Since that news came out, China also passed a law authorizing force (or "non-peaceful means" as the law put it) against Taiwan if they formally secede.

Nice, huh?

This morning on NPR I hear a puff piece about the lifting of the embargo which featured comments from a number of European officials, but not a single American official. The gist of the piece was to say that American criticism of the deal was unwarranted, that the deal wouldn't have an impact because it was either ceremonial, or get this, because of a "code of conduct" that would guide the ethical choices in selling missiles and warplanes to a Communist regime.

Nevermind that countries like France and Germany have already skirted the embargo by selling supposedly duel use equipment:

In Germany, a subsidiary of DaimlerChrysler AG says it is supplying diesel engines for Chinese submarines.


France, for instance, completed deliveries of helicopters, and radars and missiles for Chinese destroyers, that were ordered before the embargo, and took an order in 1992 for light helicopters that were delivered between 1995-2002, according to the arms transfer database of the Stockholm International Peace Research Institute in Sweden.

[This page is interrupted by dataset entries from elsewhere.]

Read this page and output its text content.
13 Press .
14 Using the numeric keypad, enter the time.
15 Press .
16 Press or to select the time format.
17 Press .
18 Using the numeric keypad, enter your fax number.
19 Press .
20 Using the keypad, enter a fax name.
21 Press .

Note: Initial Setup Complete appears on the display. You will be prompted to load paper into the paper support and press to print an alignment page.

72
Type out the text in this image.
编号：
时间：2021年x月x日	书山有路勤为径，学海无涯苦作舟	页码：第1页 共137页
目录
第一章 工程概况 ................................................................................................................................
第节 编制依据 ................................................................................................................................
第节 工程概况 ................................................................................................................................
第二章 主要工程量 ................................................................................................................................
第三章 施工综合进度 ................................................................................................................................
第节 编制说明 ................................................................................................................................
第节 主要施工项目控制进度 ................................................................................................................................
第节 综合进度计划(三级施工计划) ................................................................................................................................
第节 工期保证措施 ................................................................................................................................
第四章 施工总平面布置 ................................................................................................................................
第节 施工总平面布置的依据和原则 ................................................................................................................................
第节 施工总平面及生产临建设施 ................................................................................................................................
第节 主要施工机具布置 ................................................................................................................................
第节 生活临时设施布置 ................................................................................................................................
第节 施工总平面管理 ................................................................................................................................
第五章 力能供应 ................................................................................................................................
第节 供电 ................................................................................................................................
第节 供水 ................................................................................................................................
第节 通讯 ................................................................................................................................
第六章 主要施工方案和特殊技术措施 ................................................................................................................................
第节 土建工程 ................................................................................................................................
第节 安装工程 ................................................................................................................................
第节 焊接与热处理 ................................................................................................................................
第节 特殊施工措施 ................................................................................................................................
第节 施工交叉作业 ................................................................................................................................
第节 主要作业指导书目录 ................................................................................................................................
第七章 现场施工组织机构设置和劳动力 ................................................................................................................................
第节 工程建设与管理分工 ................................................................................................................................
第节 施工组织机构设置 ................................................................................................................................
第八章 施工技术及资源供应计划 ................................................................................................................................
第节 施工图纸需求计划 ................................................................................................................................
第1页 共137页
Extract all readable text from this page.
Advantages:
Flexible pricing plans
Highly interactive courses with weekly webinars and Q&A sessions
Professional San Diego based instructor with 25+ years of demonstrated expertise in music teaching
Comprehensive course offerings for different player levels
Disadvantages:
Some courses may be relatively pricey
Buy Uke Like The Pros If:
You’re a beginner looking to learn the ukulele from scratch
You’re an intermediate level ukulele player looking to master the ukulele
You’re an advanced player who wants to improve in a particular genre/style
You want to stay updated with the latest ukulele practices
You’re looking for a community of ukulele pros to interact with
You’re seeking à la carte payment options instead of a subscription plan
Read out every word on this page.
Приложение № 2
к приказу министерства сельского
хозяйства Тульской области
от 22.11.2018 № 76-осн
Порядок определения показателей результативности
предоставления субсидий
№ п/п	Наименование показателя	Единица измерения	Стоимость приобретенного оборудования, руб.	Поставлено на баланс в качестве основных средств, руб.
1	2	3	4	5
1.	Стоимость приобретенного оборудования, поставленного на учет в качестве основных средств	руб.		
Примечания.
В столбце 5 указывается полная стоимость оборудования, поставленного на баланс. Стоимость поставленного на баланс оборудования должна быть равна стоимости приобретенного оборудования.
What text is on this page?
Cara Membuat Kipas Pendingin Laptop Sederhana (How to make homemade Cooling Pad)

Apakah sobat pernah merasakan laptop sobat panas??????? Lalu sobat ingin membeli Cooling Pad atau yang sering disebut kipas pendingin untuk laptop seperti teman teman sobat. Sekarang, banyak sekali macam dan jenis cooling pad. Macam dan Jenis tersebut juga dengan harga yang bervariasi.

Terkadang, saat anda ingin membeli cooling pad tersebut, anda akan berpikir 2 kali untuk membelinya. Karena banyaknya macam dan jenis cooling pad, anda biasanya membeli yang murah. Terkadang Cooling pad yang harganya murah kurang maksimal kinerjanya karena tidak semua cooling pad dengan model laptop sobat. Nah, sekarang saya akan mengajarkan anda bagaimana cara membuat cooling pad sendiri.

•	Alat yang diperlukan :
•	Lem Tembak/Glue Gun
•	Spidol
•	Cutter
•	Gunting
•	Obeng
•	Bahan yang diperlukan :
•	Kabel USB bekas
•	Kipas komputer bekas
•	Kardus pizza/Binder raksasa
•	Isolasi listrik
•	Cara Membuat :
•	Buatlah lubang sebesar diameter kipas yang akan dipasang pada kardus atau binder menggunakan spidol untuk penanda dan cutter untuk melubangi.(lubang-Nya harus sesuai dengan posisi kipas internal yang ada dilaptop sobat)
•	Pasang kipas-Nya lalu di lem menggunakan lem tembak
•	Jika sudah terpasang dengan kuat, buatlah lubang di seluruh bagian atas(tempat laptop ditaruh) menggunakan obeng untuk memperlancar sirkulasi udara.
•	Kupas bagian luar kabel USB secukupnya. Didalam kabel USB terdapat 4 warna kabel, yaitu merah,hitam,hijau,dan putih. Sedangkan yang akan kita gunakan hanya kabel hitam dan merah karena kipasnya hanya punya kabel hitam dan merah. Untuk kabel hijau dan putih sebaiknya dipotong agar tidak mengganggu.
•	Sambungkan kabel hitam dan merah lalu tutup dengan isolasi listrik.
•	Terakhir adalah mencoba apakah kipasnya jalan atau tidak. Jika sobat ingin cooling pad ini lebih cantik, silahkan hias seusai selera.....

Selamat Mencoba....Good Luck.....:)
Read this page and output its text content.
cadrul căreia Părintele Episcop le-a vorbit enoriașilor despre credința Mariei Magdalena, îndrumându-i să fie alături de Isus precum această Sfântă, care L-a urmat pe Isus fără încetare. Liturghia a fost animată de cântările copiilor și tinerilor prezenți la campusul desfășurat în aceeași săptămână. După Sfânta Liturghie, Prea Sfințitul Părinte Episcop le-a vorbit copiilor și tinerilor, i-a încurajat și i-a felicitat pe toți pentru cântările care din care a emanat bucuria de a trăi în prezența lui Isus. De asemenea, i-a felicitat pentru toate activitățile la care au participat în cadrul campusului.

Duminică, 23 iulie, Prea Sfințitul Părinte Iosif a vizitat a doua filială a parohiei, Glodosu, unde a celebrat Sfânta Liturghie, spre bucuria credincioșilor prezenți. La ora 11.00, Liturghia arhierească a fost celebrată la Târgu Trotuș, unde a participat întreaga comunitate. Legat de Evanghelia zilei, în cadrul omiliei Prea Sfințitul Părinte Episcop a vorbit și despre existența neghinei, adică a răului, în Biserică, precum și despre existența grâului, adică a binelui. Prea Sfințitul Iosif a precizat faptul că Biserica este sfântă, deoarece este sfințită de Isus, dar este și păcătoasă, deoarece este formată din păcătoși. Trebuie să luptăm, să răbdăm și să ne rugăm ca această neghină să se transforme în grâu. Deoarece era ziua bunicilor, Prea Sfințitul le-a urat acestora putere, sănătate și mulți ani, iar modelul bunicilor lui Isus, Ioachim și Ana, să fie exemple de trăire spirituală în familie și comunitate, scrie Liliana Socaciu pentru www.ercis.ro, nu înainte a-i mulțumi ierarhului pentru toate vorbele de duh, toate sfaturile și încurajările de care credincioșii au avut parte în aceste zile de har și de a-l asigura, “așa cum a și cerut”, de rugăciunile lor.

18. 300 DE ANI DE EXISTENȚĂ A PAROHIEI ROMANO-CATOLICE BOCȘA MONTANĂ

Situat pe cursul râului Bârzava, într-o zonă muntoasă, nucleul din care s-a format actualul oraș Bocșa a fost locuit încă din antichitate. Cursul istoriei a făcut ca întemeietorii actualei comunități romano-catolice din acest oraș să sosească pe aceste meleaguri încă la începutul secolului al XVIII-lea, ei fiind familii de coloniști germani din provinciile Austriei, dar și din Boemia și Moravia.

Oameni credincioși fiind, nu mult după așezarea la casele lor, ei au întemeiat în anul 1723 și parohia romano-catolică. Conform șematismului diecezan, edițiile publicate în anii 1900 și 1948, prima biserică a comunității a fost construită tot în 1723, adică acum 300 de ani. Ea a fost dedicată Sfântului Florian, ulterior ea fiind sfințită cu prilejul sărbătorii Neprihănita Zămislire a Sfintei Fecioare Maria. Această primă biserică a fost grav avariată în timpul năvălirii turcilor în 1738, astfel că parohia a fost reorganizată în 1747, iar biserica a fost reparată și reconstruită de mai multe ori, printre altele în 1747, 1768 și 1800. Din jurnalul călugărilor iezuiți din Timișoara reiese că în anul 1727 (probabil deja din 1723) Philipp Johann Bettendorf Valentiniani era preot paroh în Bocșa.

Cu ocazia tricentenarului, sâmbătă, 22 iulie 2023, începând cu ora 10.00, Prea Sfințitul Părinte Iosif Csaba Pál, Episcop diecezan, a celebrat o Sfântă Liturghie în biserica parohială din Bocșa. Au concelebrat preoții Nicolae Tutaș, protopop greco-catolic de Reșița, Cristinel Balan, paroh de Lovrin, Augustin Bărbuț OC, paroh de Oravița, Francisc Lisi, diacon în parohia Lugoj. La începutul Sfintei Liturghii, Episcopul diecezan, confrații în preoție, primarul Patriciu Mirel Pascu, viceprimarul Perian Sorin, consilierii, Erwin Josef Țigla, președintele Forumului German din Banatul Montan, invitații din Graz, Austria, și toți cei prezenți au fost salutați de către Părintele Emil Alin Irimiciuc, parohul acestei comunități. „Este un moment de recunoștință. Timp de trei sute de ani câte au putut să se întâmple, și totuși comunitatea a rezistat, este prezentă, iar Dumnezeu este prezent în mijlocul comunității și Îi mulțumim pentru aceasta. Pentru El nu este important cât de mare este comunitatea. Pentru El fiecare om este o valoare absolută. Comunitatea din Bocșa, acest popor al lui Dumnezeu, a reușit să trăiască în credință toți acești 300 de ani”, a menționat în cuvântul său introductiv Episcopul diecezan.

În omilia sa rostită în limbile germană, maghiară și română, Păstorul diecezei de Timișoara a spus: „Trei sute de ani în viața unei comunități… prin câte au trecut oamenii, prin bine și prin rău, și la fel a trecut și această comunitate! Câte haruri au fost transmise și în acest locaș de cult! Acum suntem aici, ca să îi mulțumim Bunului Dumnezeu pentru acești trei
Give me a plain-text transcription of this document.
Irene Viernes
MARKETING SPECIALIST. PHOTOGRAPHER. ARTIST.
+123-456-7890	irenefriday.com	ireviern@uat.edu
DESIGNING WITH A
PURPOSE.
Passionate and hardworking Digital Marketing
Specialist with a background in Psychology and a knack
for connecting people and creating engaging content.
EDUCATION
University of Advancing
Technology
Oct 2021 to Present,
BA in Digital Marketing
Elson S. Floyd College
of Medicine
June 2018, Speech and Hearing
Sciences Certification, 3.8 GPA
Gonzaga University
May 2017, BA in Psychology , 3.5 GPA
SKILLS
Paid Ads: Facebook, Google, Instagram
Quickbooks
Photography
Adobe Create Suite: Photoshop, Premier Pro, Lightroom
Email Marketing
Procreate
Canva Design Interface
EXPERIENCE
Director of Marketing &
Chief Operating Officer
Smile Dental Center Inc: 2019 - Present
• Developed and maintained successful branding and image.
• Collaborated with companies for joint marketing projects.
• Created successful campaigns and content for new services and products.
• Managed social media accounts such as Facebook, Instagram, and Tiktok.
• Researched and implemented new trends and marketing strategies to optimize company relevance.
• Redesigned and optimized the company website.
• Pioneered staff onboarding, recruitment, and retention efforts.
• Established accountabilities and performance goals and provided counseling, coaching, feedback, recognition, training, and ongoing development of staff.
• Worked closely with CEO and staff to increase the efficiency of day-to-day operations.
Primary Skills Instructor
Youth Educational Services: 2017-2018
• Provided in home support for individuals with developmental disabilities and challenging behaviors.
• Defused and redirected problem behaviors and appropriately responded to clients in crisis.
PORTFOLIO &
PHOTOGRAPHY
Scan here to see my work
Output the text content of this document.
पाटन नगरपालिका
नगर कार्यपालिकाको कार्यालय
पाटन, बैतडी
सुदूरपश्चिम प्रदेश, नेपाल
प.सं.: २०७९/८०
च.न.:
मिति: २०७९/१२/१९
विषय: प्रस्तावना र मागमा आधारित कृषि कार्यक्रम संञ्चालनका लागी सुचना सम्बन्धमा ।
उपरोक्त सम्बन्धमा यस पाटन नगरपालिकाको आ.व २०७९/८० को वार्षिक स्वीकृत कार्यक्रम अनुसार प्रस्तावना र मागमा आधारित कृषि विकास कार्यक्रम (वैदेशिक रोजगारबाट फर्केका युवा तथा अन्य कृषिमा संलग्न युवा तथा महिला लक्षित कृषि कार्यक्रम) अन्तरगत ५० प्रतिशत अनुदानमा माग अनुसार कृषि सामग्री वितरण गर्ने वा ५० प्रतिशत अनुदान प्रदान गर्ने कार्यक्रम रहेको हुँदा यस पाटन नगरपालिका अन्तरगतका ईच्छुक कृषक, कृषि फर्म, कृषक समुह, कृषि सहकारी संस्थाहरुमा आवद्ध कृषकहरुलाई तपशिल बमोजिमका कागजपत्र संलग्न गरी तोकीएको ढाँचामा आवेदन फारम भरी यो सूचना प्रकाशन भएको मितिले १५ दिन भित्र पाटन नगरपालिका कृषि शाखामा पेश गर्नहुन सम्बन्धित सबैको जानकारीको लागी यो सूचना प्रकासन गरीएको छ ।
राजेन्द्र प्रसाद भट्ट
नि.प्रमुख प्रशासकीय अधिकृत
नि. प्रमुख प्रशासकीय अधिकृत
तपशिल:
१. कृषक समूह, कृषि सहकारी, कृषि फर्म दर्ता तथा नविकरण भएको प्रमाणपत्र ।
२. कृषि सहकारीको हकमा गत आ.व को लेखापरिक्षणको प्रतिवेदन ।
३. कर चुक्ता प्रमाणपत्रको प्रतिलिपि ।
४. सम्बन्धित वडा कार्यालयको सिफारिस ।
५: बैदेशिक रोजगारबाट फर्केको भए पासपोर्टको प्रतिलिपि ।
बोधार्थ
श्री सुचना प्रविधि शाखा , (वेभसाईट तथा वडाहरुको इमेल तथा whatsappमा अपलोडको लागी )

If fact, if it weren't for France, China's military wouldn't have a helicopter force to speak of. And this is with the embargo in place. I'm sure those strong ethical guidelines are going to help the Europeans make wise choices in what and what not to sell to a country that brutally repressed an internal democratic movement and is preemptively declaring war on a territory that is actively seeking democracy and independence.

The NPR piece actually said something very close to:

But although Washington is concerned about the increase in high-tech, powerful weaponry being sold to China, Ingrid Something-or-Other at some European Institute says this shows just how out of touch the American government is with the realities of the situation.

She then went on to say that the Europeans weren't really in it for the money, and that their high-minded ethical guidelines would steer them in the right direction.

So even if they "just wanted to send China a message", there are about a million other markets you could open if you wanted to engage them in more active trade. Cars, computers, and cheese. When you lift the military embargo, the message you are sending them is obviously: "We are willing to support you militarily." And what the hell kind of message is that to send to the architects of the Tiananmen Massacre and people who have openly declared the intention of war against a fledgling democratic state?